In her new comeback tour of Fox News Channel programming, McCaughey regurgitates insurance-industry arguments against the public plan option and argues that the government will import Canadian-style rationing into the American health system. Short: We will all end up like Natasha Richardson:

- On public option: “The public plan will pay doctors and hospitals below market rates, as Medicaid and Medicare currently do, and doctors and hospitals will have to shift those costs to the private health plans, including the one you get at work, and therefore those premiums in the private sector will go up to unaffordable levels.”

- Cost benefit killed Richardson: HOST: So she’s lying there, they have a CT scanner – and it’s my understanding that we don’t know ether or not they used it. But there’s no doubt that what you’re talking about, this cost-benefit analysis, went into that decision. McCAUGHEY: Exactly.

- Critical choice for Americans: The really critical issues here for all Americans is to think twice about whether they want to lower their healthcare costs if it will mean that they don’t get the care they need to live.
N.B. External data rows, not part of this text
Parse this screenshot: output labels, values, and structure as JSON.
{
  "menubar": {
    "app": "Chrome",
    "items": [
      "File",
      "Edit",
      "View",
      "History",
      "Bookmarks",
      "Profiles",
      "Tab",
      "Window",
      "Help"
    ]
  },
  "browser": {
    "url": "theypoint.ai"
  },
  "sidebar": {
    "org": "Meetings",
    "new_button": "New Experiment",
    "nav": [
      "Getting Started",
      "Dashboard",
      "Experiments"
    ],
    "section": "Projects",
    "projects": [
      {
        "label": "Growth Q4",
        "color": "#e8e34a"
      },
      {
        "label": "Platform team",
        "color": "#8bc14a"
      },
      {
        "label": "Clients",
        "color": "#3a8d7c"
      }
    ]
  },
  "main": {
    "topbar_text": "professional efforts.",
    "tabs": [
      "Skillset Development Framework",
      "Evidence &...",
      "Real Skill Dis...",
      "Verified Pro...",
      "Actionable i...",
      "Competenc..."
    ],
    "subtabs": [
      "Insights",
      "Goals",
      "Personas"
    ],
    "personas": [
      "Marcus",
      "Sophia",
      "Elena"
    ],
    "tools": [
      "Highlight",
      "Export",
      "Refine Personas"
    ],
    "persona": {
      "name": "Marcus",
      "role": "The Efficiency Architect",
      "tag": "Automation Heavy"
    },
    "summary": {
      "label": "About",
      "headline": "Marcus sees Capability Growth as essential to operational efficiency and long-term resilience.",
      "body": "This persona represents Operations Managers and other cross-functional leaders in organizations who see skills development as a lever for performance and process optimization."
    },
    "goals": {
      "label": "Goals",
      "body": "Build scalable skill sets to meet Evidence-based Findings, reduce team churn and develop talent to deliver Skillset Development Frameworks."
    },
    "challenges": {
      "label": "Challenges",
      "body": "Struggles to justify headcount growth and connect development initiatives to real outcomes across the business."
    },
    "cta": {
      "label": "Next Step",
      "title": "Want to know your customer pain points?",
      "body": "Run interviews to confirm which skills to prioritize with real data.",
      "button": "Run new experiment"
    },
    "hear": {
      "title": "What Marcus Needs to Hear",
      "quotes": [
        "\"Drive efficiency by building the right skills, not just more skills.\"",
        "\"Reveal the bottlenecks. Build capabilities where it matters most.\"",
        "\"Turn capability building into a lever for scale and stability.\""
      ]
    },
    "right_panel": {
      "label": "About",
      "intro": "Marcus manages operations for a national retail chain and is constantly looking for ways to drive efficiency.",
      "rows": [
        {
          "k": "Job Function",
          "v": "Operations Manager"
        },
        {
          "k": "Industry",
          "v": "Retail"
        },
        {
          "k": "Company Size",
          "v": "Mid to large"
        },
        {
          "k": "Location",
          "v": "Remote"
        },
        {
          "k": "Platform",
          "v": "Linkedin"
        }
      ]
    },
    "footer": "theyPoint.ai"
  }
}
Watch a video compilation:

McCaughey’s connection between Canadian single payer health care and Richarson’s death is unclear. McCaughey quotes Dr. Saba, an emergency room doctor at Lachine Hospital, as saying that the hospital had to conduct a cost-benefit analysis before performing a CT scan. It’s unknown if a scan was performed, but McCaughey certainly misquotes the doctor. He discusses cost benefit in the context of deploying a medical rapid response unit — “You have to do a cost-benefit analysis,” Saba said. “It takes time to get the helicopter’s medical team assembled, get the helicopter to the location of the patient, pack in the patient and fly the helicopter to Montreal” — not a life-saving test. In fact, while the United States is generally better equipped to handle medical emergencies, we consider similar factors before dispatching a medical unit.

In fact, any health care system operates on criteria that are based on general characteristics, not individual patients. A fever of 101 degrees triggers a different medical response than a fever of 98 degrees. Similarly, a hospital won’t dispatch a helicopter for someone who broke his leg, but would send a rapid response unit if paramedics believed that the patient sustained internal injuries. In 2005, a study concluded that “60 people have have died in 84 air ambulance crashes since 2000 — “more than double the number of crashes during the previous five years.” The report cited “a 2002 study in The Journal of Trauma that found helicopters were used “excessively” for patients who weren’t severely injured.”

In Canada, publicly financed health insurance plans provide universal coverage to the entire population “while constraining spending and largely protecting the clinical autonomy of physicians.” Canada has lower overall costs, administrative efficiency, and higher satisfaction rates, but it is not without it’s problems. McCoughey’s modus operandi is to distort certain inefficiencies — like longer waiting lines for specialty procedures — and suggest that American reformers would simply copy-and-paste the system.